EU Commission Plays Wack-A-Mole
It added that the true methods of terrorist financing within the EU are in fact “unknown,” leading to suspicions that the move against cryptocurrencies is not based on fact.
The report continues,
The travel of foreign fighters to the conflict zones is likely to be funded by the travelers themselves with both legal means and criminal activities, such as frauds.

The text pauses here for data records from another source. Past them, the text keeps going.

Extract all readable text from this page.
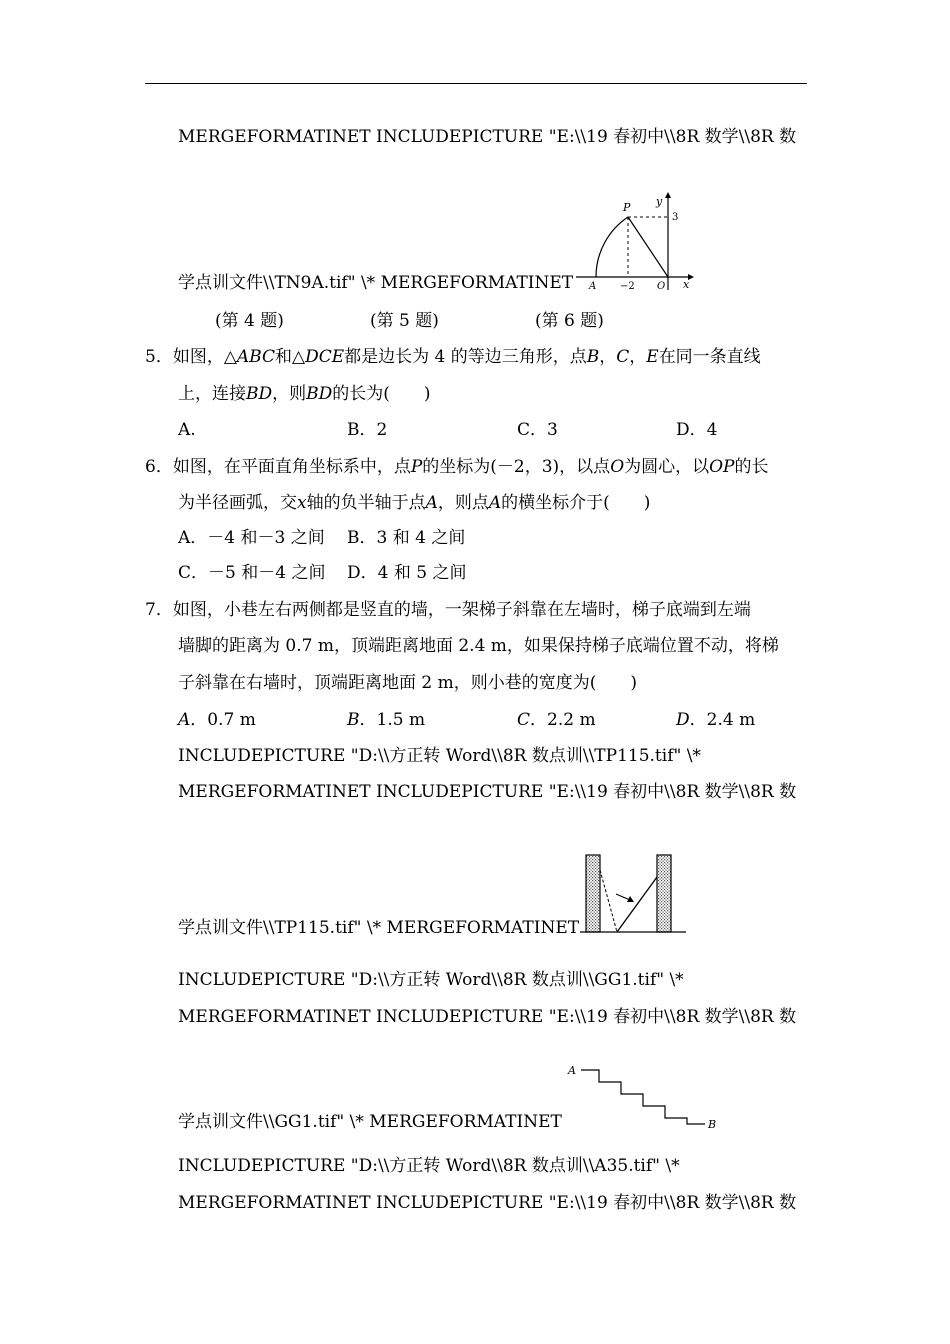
MERGEFORMATINET INCLUDEPICTURE "E:\\19 春初中\\8R 数学\\8R 数
P y
3
A −2 O x
学点训文件\\TN9A.tif" \* MERGEFORMATINET
(第 4 题)	(第 5 题)	(第 6 题)
5．如图，△ABC和△DCE都是边长为 4 的等边三角形，点B，C，E在同一条直线
上，连接BD，则BD的长为(　　)
A.	B．2	C．3	D．4
6．如图，在平面直角坐标系中，点P的坐标为(－2，3)，以点O为圆心，以OP的长
为半径画弧，交x轴的负半轴于点A，则点A的横坐标介于(　　)
A．－4 和－3 之间 B．3 和 4 之间
C．－5 和－4 之间 D．4 和 5 之间
7．如图，小巷左右两侧都是竖直的墙，一架梯子斜靠在左墙时，梯子底端到左端
墙脚的距离为 0.7 m，顶端距离地面 2.4 m，如果保持梯子底端位置不动，将梯
子斜靠在右墙时，顶端距离地面 2 m，则小巷的宽度为(　　)
A．0.7 m	B．1.5 m	C．2.2 m	D．2.4 m
INCLUDEPICTURE "D:\\方正转 Word\\8R 数点训\\TP115.tif" \*
MERGEFORMATINET INCLUDEPICTURE "E:\\19 春初中\\8R 数学\\8R 数
学点训文件\\TP115.tif" \* MERGEFORMATINET
INCLUDEPICTURE "D:\\方正转 Word\\8R 数点训\\GG1.tif" \*
MERGEFORMATINET INCLUDEPICTURE "E:\\19 春初中\\8R 数学\\8R 数
A
B
学点训文件\\GG1.tif" \* MERGEFORMATINET
INCLUDEPICTURE "D:\\方正转 Word\\8R 数点训\\A35.tif" \*
MERGEFORMATINET INCLUDEPICTURE "E:\\19 春初中\\8R 数学\\8R 数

This also has not changed recently.
However, if heads of state adopt the EU Commission proposals, they will transform what it means to transact in Bitcoin and crypto, with unforeseen yet likely highly detrimental consequences.
“There is a chance that many users will abandon Bitcoin due to the new anti-money laundering policy, which could cause the currency’s price to drop,” Deepdotweb writes commenting on the news.
Prepaid Cards Strangled
The publication also notes that prepaid cards are also under renewed scrutiny for the same reasons. The Commission suggests enforcing a minimum €150 upfront payment in order to secure a prepaid card, along with limiting daily usage to €250.
The EU originally announced the plans in December. They included increased scrutiny on prepaid cards along with shipments of gold to member states. Authorities should also be given the power to seize and confiscate money and other items “where there are suspicions of criminal activity,” Reuters quotes the EU Commission as saying at the time.
However, the true extent of the legislation’s effect on cryptocurrency is only now beginning to come to light.
The EU had first noted its intention to introduce increased regulations on Bitcoin following the Paris terror attacks in 2015.